Lastly, predict category y by using both linear transformation and softmax function with matrix W^{(yc)} \in \mathbb{R}^{L \times d_h} and bias b^{(y)} \in \mathbb{R}^{L} applied to the input document’s feature vector:

y = {\rm softmax}(W^{(yc)} c + b^{(y)})

Moreover, it is fine to calculate y with a randomly initialized weight matrix without learning the model.

87. CNN Learning via Stochastic Gradient DescentPermalink

Using Stochastic Gradient Descent (SGD), learn the model you constructed in Problem 86.Learn the model while displaying the loss and correct rate on the training data and the loss and correct rate on the evaluation data. Finish with a suitable standard (e.g., 10 epochs, etc.).

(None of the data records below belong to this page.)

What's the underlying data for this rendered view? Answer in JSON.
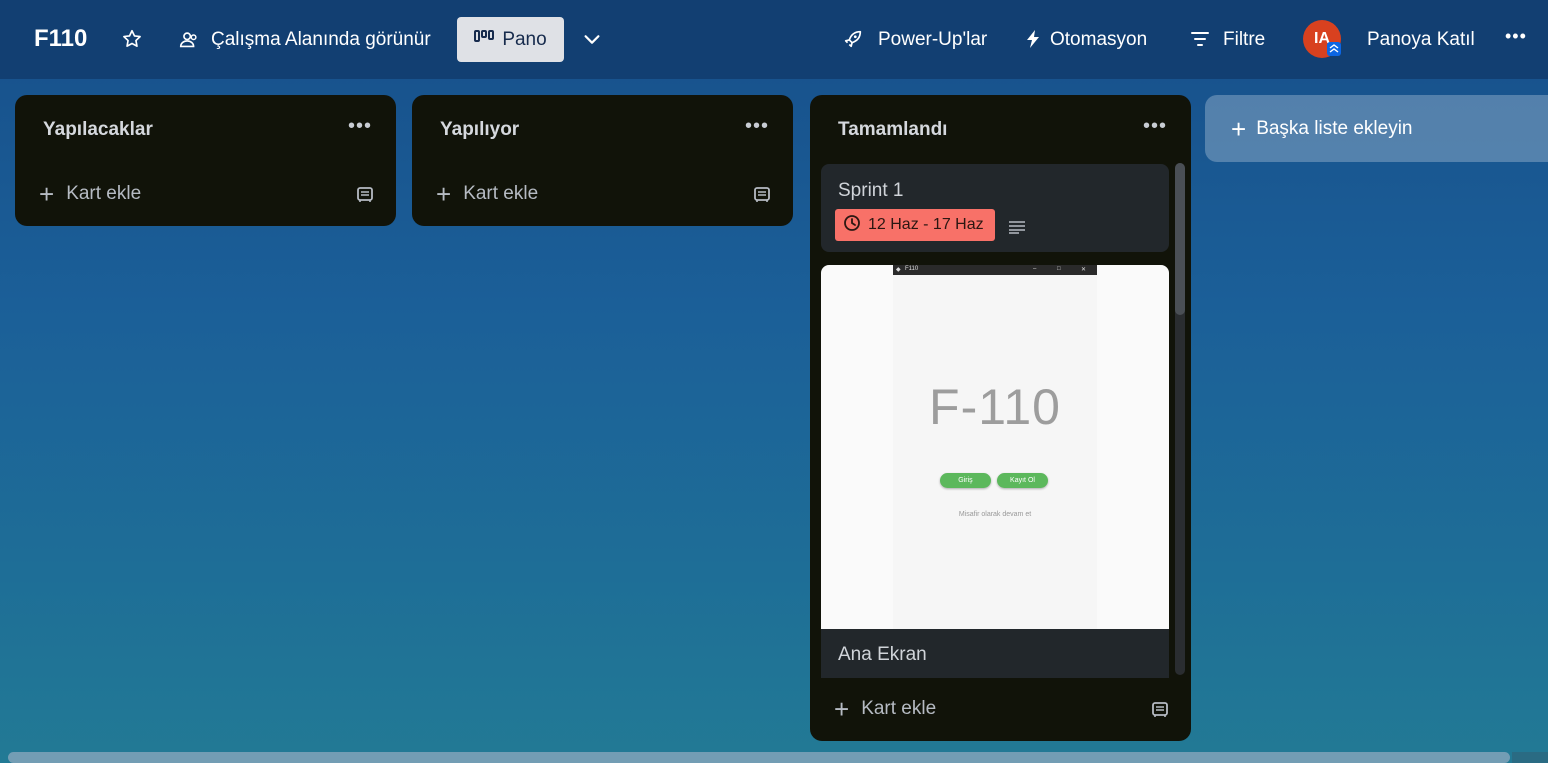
{
  "header": {
    "board_title": "F110",
    "visibility_label": "Çalışma Alanında görünür",
    "view_label": "Pano",
    "powerups_label": "Power-Up'lar",
    "automation_label": "Otomasyon",
    "filter_label": "Filtre",
    "avatar_initials": "IA",
    "join_label": "Panoya Katıl",
    "more_label": "•••"
  },
  "lists": [
    {
      "title": "Yapılacaklar",
      "menu": "•••",
      "add_card_label": "Kart ekle"
    },
    {
      "title": "Yapılıyor",
      "menu": "•••",
      "add_card_label": "Kart ekle"
    },
    {
      "title": "Tamamlandı",
      "menu": "•••",
      "add_card_label": "Kart ekle",
      "cards": [
        {
          "title": "Sprint 1",
          "date": "12 Haz - 17 Haz"
        },
        {
          "title": "Ana Ekran",
          "cover": {
            "window_title": "F110",
            "app_title": "F-110",
            "login_button": "Giriş",
            "register_button": "Kayıt Ol",
            "guest_link": "Misafir olarak devam et"
          }
        }
      ]
    }
  ],
  "add_list_label": "Başka liste ekleyin",
  "colors": {
    "header_bg": "#123f72",
    "list_bg": "#111309",
    "card_bg": "#22272b",
    "date_badge_overdue": "#f87168",
    "avatar_bg": "#d8411f",
    "mini_button_green": "#5cb85c"
  },
  "icons": {
    "star": "star-icon",
    "visibility": "workspace-visible-icon",
    "board_view": "board-view-icon",
    "chevron": "chevron-down-icon",
    "powerups": "rocket-icon",
    "automation": "lightning-icon",
    "filter": "filter-icon",
    "template": "card-template-icon",
    "clock": "clock-icon",
    "description": "description-icon"
  }
}
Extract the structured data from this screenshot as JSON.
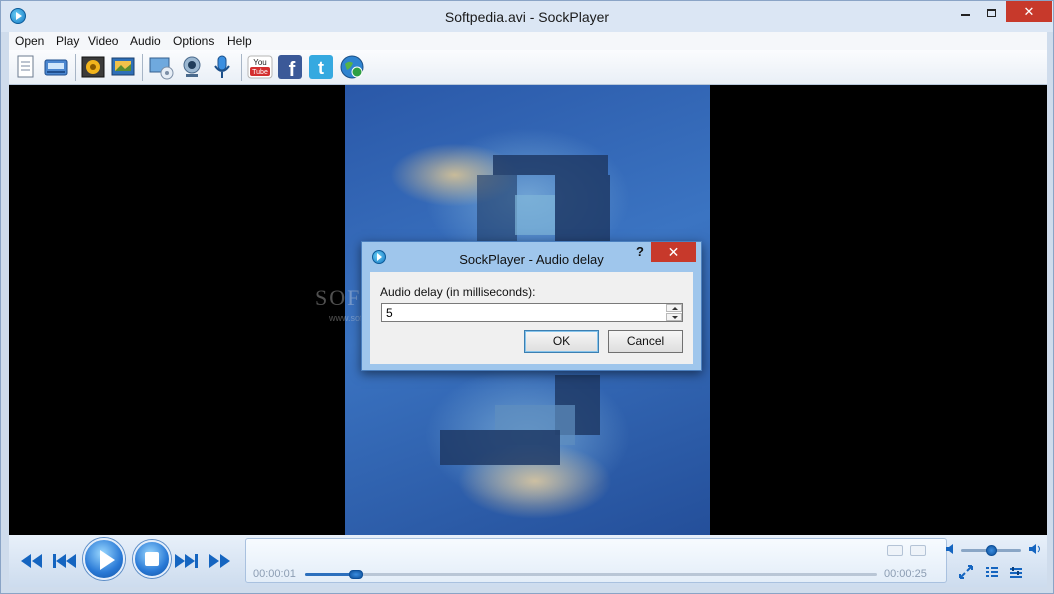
{
  "window": {
    "title": "Softpedia.avi - SockPlayer",
    "controls": {
      "minimize": "–",
      "maximize": "□",
      "close": "✕"
    }
  },
  "menu": {
    "items": [
      "Open",
      "Play",
      "Video",
      "Audio",
      "Options",
      "Help"
    ]
  },
  "toolbar": {
    "youtube_label": "You Tube",
    "facebook_label": "f"
  },
  "video": {
    "watermark": "SOFTPEDIA",
    "watermark_sub": "www.softpedia.com"
  },
  "dialog": {
    "title": "SockPlayer - Audio delay",
    "help": "?",
    "close": "✕",
    "label": "Audio delay (in milliseconds):",
    "value": "5",
    "ok": "OK",
    "cancel": "Cancel"
  },
  "playback": {
    "time_elapsed": "00:00:01",
    "time_total": "00:00:25",
    "progress_fraction": 0.04,
    "volume_fraction": 0.5
  },
  "colors": {
    "accent": "#1565c0",
    "close_button": "#c7392b",
    "dialog_frame": "#9fc6ec"
  }
}
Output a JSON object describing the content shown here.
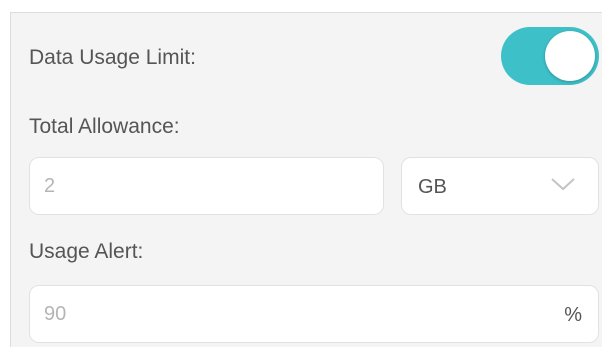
{
  "data_usage_limit": {
    "label": "Data Usage Limit:",
    "enabled": true
  },
  "total_allowance": {
    "label": "Total Allowance:",
    "value": "2",
    "unit": "GB"
  },
  "usage_alert": {
    "label": "Usage Alert:",
    "value": "90",
    "unit": "%"
  },
  "colors": {
    "toggle_on": "#3ec0c9",
    "panel_bg": "#f4f4f4",
    "label_text": "#555555",
    "placeholder_text": "#b5b5b5"
  }
}
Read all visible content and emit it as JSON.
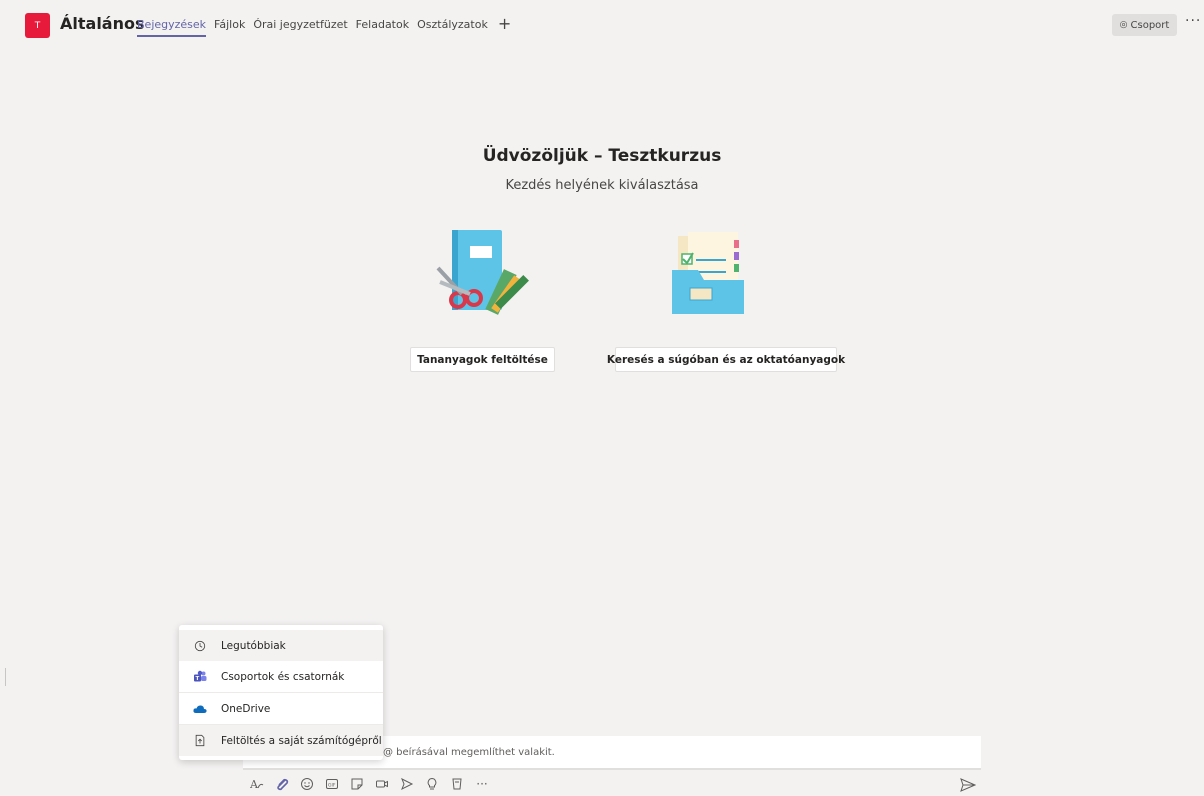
{
  "header": {
    "team_initial": "T",
    "channel_title": "Általános",
    "tabs": [
      {
        "label": "Bejegyzések",
        "active": true
      },
      {
        "label": "Fájlok",
        "active": false
      },
      {
        "label": "Órai jegyzetfüzet",
        "active": false
      },
      {
        "label": "Feladatok",
        "active": false
      },
      {
        "label": "Osztályzatok",
        "active": false
      }
    ],
    "add_tab": "+",
    "team_button": "Csoport",
    "more": "···"
  },
  "welcome": {
    "title": "Üdvözöljük – Tesztkurzus",
    "subtitle": "Kezdés helyének kiválasztása",
    "upload_button": "Tananyagok feltöltése",
    "search_button": "Keresés a súgóban és az oktatóanyagok"
  },
  "compose": {
    "placeholder": "@ beírásával megemlíthet valakit."
  },
  "attach_menu": {
    "items": [
      {
        "label": "Legutóbbiak",
        "icon": "clock-icon"
      },
      {
        "label": "Csoportok és csatornák",
        "icon": "teams-icon"
      },
      {
        "label": "OneDrive",
        "icon": "onedrive-icon"
      },
      {
        "label": "Feltöltés a saját számítógépről",
        "icon": "upload-icon"
      }
    ]
  },
  "toolbar": {
    "more": "···"
  },
  "colors": {
    "accent": "#6264a7",
    "team_avatar": "#e81a3b",
    "background": "#f3f2f1"
  }
}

88. Hyper-parameter TuningPermalink

Altering Problem 85 or 87’s code, build a high-quality category classifier by adjusting the neural network’s shape and hyper-parameters.

89. Transfer Learning from a Pretrained Language ModelPermalink

Starting from a Pretrained Language Model (e.g. BERT, etc.) model, build a model that categorizes news article headlines into categories.